Continuava a frequentare i locali, a vestire con eleganza, a vivere una vita che, per contraddizione, sembrava normale, persino agiata, mentre altri intorno a lei scomparivano. Con l’arrivo degli Alleati a Roma, agli inizi di giugno del 1944, Celeste scomparve. Si rifugiò a Napoli con il nome di Stella Martellini, dove nessuno poteva riconoscerla. Lì cercò di sopravvivere come poteva, vivendo secondo i dettami della città occupata ma liberata, facendo lavori umili e cercando di cancellare il proprio passato. Curzio Malaparte raccontò crudamente la realtà dei locali in quel periodo, e Celeste si trovò a fare ciò che mai avrebbe immaginato: servire clienti ignari che, poco dopo, la denunciarono per i crimini commessi. Arrestata e sottratta a un tentativo di linciaggio, fu poi rilasciata e si rifugiò per un anno in un convento a Perugia, cercando di rendersi invisibile. 

Nonostante i tentativi di sparire, la giustizia non la dimenticò. Al processo, difesa dal celebre penalista Francesco Carnelutti, Celeste affrontò l’odio diretto dei parenti delle sue vittime. Condannata a 12 anni di reclusione, ne scontò solo una parte grazie agli effetti dell’indulto e alla conversione al cattolicesimo. Poi cercò una nuova vita: si trasferì a Trento, imparò a fare la sarta, sposò Aldo Forlani, figlio della donna che le insegnava a cucire, ed ebbe una figlia. Il matrimonio fu celebrato nel 1951 ad Assisi, nella cripta di San Francesco, simbolo di una rinascita quasi surreale dopo tanto orrore. Per trent’anni Celeste visse nell’ombra, cercando di cancellare le tracce della Pantera Nera. Tornata a Roma, morì il 13 marzo 1981, a 56 anni, ma con un volto segnato da decenni di tensione e colpa.

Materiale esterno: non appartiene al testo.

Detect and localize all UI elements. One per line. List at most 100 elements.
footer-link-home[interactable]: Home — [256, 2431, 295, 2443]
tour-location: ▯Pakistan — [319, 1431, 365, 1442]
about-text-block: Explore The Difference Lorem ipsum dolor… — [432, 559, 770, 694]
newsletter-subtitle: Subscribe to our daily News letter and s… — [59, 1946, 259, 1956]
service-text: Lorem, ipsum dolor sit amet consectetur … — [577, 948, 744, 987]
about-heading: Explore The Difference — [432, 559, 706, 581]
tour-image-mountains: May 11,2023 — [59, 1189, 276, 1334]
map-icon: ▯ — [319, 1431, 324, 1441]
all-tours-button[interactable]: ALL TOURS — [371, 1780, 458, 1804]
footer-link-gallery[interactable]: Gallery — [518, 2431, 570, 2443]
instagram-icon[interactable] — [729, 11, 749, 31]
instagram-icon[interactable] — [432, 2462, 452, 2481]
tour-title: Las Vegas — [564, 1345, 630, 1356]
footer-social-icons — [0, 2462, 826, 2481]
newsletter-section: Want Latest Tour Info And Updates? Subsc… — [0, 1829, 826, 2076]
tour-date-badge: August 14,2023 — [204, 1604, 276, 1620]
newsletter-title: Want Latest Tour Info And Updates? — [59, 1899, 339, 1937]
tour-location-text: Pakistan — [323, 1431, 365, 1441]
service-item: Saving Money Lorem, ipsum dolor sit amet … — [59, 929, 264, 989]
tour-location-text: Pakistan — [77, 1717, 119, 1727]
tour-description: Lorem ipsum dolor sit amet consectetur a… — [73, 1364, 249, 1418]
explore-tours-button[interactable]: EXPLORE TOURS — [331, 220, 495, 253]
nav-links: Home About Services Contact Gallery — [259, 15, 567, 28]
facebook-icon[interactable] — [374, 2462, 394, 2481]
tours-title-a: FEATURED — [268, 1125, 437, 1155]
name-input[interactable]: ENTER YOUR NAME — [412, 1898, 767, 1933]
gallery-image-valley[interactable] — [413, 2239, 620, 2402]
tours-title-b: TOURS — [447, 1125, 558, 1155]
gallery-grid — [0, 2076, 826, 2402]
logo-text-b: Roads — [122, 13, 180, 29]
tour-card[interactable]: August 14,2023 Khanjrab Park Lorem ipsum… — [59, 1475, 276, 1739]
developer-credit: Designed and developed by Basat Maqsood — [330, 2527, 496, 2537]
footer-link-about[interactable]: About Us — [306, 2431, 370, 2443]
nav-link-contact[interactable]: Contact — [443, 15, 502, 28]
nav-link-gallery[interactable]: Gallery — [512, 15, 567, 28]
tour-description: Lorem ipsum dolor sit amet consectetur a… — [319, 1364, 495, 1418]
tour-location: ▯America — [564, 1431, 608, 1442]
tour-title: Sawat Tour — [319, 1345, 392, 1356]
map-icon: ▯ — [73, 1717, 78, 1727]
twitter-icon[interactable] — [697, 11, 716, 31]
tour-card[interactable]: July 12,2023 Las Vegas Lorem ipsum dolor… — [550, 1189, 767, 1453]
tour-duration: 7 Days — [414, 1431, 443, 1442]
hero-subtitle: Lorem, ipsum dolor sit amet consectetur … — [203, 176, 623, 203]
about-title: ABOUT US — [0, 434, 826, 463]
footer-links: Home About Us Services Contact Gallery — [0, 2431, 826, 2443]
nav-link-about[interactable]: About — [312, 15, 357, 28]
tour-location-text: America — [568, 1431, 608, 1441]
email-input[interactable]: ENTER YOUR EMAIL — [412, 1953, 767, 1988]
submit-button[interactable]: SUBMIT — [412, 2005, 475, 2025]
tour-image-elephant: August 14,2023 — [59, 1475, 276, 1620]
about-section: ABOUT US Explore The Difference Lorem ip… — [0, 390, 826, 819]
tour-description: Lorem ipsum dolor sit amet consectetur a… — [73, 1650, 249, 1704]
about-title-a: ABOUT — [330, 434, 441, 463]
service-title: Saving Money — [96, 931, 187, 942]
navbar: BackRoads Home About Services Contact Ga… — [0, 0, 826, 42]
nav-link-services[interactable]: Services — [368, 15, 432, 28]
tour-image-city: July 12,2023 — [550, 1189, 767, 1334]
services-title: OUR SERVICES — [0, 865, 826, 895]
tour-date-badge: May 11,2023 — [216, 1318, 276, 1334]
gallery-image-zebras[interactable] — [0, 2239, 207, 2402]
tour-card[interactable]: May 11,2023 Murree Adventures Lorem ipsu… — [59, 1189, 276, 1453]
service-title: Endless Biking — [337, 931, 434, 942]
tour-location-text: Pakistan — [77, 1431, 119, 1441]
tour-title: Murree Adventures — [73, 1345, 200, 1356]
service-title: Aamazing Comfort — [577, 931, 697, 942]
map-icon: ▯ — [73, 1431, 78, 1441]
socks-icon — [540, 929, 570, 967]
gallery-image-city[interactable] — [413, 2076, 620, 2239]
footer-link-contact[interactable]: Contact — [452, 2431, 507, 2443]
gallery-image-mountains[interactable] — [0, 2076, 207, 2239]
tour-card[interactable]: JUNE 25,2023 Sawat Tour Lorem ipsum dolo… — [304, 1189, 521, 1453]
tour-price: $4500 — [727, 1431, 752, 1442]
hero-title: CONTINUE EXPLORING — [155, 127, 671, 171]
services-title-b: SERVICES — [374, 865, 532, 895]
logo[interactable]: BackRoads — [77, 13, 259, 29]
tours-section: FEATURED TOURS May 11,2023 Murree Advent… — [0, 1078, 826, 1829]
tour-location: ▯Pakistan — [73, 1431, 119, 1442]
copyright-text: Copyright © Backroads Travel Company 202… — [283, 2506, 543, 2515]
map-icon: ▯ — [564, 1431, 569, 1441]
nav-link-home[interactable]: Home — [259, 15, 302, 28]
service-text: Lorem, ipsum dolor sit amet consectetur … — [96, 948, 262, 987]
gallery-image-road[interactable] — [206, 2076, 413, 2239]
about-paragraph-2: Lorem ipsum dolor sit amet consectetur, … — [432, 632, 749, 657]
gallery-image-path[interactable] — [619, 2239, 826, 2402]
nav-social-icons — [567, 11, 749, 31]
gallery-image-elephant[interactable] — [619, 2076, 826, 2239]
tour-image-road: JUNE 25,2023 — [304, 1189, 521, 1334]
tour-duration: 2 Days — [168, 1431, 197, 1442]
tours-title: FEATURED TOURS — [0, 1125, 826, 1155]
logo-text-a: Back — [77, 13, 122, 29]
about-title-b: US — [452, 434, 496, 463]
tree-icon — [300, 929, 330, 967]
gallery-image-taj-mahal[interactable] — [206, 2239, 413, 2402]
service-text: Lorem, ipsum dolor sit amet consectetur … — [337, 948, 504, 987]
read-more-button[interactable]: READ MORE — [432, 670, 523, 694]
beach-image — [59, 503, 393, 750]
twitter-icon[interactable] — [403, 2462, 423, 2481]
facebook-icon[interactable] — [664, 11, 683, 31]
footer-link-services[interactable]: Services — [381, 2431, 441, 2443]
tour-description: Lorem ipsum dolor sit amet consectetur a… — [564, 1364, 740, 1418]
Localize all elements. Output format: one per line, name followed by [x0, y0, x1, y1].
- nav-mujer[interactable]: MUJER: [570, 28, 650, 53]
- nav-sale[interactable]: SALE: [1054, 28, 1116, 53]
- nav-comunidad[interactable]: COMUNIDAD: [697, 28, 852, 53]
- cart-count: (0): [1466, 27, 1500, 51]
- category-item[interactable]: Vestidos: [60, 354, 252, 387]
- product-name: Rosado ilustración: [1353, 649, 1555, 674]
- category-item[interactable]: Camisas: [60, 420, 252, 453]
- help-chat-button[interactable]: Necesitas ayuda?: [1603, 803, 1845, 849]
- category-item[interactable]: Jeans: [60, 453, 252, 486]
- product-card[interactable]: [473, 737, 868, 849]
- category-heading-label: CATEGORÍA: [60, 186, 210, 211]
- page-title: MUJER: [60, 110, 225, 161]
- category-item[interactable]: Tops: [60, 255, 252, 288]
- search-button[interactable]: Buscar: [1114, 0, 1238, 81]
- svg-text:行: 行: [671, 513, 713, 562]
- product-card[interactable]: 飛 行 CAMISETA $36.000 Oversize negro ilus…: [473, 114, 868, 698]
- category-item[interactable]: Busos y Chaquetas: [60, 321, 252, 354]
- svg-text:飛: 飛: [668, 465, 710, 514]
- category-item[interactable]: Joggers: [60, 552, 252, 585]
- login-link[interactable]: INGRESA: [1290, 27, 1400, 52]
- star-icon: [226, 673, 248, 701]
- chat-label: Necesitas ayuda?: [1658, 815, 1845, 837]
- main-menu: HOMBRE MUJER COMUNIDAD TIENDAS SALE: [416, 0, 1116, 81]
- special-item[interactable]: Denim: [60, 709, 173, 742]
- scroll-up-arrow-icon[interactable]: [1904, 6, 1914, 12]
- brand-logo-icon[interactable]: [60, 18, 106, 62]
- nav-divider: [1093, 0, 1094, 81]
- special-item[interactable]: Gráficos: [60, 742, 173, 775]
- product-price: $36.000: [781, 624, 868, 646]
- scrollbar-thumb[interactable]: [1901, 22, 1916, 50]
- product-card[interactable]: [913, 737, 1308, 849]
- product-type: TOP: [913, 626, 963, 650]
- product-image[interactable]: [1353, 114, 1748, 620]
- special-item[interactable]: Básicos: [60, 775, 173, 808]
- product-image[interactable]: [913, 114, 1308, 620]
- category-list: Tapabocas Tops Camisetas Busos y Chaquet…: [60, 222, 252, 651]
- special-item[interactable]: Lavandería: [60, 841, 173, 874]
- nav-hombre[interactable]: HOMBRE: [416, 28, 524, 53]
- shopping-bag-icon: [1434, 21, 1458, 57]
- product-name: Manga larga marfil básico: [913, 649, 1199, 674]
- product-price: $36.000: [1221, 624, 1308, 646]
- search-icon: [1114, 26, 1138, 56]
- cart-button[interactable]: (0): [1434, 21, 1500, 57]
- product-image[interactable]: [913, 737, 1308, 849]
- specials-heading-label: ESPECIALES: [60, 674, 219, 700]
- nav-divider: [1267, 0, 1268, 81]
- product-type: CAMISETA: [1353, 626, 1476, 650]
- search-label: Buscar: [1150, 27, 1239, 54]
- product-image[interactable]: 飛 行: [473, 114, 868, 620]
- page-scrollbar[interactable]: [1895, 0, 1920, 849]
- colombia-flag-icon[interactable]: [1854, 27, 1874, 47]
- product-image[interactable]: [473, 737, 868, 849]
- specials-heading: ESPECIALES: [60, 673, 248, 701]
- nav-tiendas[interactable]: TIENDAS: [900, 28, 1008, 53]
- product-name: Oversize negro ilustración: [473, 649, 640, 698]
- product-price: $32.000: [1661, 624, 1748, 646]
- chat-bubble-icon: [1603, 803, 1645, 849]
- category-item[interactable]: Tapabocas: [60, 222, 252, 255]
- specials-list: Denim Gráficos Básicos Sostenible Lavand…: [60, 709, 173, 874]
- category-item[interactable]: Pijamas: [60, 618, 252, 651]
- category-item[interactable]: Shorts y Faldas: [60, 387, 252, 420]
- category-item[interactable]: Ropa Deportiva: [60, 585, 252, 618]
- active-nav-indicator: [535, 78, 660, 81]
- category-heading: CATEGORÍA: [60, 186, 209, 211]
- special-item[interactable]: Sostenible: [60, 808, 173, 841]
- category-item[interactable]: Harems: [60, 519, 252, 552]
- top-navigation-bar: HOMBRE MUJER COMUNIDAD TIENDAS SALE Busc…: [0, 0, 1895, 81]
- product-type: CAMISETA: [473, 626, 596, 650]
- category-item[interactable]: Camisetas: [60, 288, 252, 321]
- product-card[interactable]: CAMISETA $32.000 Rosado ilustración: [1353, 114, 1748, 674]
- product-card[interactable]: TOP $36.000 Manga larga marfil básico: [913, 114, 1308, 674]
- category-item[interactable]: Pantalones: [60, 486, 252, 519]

La memoria delle sue azioni, tuttavia, non scomparve mai: Stella e Celeste, bellezza e crudeltà, giovinezza e spregiudicatezza, rimasero nell’immaginario come una figura ambigua e tragica, simbolo di quanto la paura, la miseria e il desiderio di sopravvivenza possano trasformare l’animo umano.Celeste Di Porto rimase per sempre una presenza inquietante nella memoria storica: il ghetto di Roma, i vicoli e le piazze, i ristoranti affollati, le cucine e le sale da pranzo, tutto portava i segni del suo passaggio. 
Era la prova vivente che, anche nel cuore di una città antica e solare, l’ombra della violenza e del tradimento poteva insinuarsi, mescolandosi con il fascino e la giovinezza, e che la linea tra vittima e carnefice è spesso più sottile di quanto si creda.